Now Jesus could have permitted the crowd to have their way. He could have given into the kind of pride which had led others in his own day to mount attempts at gaining political control, and if he had done so he would have been more successful than those others, all of whom were savagely executed by the Romans. That Christ did not sin does not mean that he did not face temptation. Quite to the contrary, because he was fully human as well as fully God, he had the capacity to choose his course and, theoretically, to choose to go against the Will of the Father.

Thank God that he did not. Thank God that instead Christ chose the path of suffering and of death which won for us the victory over sin. What Jesus realized, and what his crowd did not, was that his Kingdom was not of this world.

Something that’s really neat about the Gospel of John, is that every time Jesus does something it is a sign of his identity and mission. There are a number of words in the New Testament that get translated as miracle, the most common of which id dynamis which simply means “a deed of power”. But in John’s Gospel, every time Jesus performs what we would call a “miracle” the word John uses is seimon which means “sign”. So, every time Jesus performs an act like he did in today’s Gospel, it’s meant to be a “sign” of who Jesus is and what he’s about.

Unfortunately, sometimes people misread the sign, or rather they can see the sign but not get the message. It is as if someone who couldn’t read saw a stop sign and thought that it simply meant “red octagons ahead”. This is what happened that day on the Sea of Galilee. The people recognized that Jesus was divulging something about himself in feeding them, they knew it was a sign, but they got the wrong message. Jesus wasn’t showing them that he could continue to give them regular old bread and fish if he were made king. He wasn’t trying to communicate that he would make all their political and physical dreams come true. Rather, he was communicating something about the tremendous power he had and has to give spiritual sustenance.

There is a danger here of getting ahead of ourselves, because next week’s Gospel reading deals with the real meaning of the sign; the enduring sustenance of which it foretells, the eating of which keeps us in eternal life, is nothing less than the Eucharist. But that is for next week’s sermon.

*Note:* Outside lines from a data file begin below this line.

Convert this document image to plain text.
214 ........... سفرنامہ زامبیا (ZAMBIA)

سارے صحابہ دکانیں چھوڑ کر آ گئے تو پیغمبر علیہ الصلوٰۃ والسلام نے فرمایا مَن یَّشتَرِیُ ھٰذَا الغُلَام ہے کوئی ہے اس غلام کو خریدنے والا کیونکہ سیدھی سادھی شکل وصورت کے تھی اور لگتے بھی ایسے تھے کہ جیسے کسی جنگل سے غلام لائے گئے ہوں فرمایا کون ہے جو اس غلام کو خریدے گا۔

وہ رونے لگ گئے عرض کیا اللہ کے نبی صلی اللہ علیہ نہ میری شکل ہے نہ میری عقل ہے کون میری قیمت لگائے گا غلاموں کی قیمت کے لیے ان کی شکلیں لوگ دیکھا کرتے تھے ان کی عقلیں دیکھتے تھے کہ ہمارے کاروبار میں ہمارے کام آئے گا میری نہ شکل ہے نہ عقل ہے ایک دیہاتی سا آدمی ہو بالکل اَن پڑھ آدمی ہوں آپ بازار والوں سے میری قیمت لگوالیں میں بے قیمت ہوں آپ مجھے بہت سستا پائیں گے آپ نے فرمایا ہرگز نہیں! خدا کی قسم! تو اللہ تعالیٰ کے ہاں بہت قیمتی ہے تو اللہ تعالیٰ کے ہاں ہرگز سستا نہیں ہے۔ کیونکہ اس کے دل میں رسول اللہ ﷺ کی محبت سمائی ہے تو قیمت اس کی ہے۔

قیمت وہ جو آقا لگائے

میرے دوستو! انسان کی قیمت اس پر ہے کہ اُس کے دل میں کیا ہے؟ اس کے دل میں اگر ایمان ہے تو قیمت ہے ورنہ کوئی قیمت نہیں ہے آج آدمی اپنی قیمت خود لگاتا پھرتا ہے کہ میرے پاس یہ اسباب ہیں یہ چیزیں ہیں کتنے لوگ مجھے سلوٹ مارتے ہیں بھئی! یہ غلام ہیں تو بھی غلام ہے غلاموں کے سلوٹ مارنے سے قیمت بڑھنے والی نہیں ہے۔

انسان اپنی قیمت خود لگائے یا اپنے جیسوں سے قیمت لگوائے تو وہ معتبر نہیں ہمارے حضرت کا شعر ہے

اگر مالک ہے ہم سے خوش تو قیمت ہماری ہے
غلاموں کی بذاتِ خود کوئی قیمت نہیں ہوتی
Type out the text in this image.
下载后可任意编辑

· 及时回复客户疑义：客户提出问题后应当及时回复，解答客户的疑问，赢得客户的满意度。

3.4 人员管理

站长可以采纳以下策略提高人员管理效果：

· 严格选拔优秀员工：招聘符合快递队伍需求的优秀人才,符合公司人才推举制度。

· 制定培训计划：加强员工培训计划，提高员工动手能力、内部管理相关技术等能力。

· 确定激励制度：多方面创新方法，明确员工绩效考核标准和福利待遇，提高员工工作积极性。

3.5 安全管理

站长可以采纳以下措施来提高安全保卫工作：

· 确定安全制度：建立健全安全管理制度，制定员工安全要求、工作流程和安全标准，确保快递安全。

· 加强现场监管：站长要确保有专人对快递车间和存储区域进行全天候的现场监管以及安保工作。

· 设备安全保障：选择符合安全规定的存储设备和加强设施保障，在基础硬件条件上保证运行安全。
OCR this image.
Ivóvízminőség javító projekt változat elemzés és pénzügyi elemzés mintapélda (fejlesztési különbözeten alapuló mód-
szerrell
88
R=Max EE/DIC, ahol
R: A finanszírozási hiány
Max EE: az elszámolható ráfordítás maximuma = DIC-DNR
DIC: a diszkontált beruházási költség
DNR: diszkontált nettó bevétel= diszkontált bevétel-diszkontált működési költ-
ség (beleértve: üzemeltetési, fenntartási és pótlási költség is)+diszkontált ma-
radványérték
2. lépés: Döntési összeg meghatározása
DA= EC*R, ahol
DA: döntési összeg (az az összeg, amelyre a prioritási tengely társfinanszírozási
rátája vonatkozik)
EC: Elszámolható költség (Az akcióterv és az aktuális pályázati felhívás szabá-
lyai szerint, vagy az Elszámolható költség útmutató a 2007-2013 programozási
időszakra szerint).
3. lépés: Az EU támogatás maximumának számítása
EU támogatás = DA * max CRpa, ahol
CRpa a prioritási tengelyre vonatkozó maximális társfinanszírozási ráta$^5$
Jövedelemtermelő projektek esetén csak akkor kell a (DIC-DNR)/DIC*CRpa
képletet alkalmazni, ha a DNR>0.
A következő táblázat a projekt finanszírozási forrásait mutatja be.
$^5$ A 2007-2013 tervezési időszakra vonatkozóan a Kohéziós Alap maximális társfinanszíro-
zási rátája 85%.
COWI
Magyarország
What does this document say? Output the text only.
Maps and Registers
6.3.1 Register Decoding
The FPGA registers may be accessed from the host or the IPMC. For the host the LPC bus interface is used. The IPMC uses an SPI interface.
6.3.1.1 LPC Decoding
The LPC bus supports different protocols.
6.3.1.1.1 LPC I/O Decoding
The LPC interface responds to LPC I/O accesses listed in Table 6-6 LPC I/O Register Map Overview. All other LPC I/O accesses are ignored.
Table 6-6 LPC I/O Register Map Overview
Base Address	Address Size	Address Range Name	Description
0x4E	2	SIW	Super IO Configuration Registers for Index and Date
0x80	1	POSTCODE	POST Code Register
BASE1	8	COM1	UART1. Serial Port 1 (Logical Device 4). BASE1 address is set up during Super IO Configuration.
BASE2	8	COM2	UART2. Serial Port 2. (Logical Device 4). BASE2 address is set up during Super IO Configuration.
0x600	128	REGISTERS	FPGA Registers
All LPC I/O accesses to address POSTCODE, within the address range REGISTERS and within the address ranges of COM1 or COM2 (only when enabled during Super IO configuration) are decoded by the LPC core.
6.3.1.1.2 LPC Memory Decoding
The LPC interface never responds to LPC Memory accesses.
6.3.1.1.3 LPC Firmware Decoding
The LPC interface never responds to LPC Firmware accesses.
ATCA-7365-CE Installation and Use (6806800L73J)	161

For now, let me leave you with a little food for thought. The crowd believed that physical food, the bread which Jesus gave them, was a sign of generous governance in an earthly kingdom. They did not have the ability to see beyond their very tangible problems, penury and hunger being chief among them, and we can hardly blame them for that. How often, though, do we fail to see beyond the exigencies of our earthly strife to that which endure. How often do we not pray the prayer of today’s collect, that “we may so pass through things temporal, that we not lose the things eternal”? How often do we place our ultimate hope on that raise, or the stimulus check, or whatever instead of placing our hope on the Risen Lord? I don’t mean to suggest that the “cares and occupations of this life” are not often real problems we need to deal with and pray about and seek to address as the body of Christ, but all too often we see our salvation as being in the resolution of these issues and not in the abiding love and grace of God. The question is, what does any of us really want? Do we principally want an earthly king to fix all our immediate problems or the King of Heaven to lead the whole of creation to its consummation in Himself? Does any of us really want for nothing but earthly bread, or do we crave also the bread of heaven? If the answer is the latter, how do we fix our minds on things heavenly? How do we see beyond our immediate problems to ultimate concerns? How can we so pass through things temporal so as not to lose sight if things eternal?

+In the name of the Father and of the Son and of the Holy Spirit. Amen.